I've seen a rather odd issue with a spreadsheet that results in the size of the section length being miscalculated. The following: /* * Read the section length. */ size = (int) LittleEndian.getUInt(src, o1); returns a negative number that causes an OutOfMemory error. It appears to be a valid Excel document (it opens fine in OpenOffice). My fix for the timebeing is to throw the following immediately after if (size < 0) { throw new UnsupportedEncodingException("Tried to allocate a section of size " + size); } The document appears to parse fine after that. Please let me know if you need any more info, I might well be able to clean up the data in the original document, but saving in OpenOffice might actually correct the issue.
I don't think getUInt should ever return a negative number - the U in the method name means unsigned Any chance you could post the problem document / do some sniffing about?
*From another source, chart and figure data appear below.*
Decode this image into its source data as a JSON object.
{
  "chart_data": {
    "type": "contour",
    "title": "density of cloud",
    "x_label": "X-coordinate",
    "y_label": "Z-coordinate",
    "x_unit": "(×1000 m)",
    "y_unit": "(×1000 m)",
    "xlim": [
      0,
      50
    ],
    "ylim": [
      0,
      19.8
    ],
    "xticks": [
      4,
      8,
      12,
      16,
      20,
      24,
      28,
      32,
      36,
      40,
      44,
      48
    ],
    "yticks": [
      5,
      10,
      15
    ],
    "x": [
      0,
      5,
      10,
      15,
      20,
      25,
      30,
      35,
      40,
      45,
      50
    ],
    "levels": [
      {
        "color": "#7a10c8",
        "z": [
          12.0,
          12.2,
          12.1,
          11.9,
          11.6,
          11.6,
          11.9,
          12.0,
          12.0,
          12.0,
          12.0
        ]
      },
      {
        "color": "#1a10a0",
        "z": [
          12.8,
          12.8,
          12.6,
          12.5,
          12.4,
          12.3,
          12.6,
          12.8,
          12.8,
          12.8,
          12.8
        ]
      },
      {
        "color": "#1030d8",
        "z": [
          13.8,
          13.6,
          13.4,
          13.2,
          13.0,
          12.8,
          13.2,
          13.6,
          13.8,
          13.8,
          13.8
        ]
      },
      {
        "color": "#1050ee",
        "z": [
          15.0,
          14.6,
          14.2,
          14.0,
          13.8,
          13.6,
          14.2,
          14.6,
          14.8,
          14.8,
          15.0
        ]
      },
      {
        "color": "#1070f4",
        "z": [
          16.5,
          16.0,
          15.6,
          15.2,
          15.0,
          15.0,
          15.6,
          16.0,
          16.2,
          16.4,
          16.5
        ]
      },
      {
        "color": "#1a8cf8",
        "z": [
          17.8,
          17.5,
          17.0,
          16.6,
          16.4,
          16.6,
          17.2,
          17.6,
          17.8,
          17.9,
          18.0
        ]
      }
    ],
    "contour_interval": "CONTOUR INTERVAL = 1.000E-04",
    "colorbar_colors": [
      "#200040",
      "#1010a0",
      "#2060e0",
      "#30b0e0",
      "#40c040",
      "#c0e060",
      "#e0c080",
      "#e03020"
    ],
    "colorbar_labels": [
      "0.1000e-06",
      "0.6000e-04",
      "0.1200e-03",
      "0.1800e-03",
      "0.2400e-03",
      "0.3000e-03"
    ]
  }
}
I'm sure this is bad data in the spreadsheet, in org.apache.poi.util.LittleEndian byte[] data (4096 bytes) is passed in: offset = 316 b0 = 0 b1 = 0 b2 = 0 b3 = 228 so (b3 << 24) + (b2 << 16) + (b1 << 8) + (b0 << 0) returns -469762048 Saving in OpenOffice "fixes" the document - so I can't cleanse the doc to send it to you, and unfortunately I can't send it for client confidentiality reasons.
I think the negative value results from interpreting an unsigned int as signed int, i.e. the unsigned int has a larger positive range than what int can hold, so very large unsigned ints will lead to negative signed int values when a cast is used. to correctly handle large unsigned ints, you need to use a long datatype. However I assume something with the document is not quite right here as I don't think the section size really holds such large values in your document, or? However for now without a sample document we are not able to investigate here, therefore I am setting this to LATER for now, please reopen this with a sample document and the steps to reproduce the problem, ideally as self-sufficient unit test.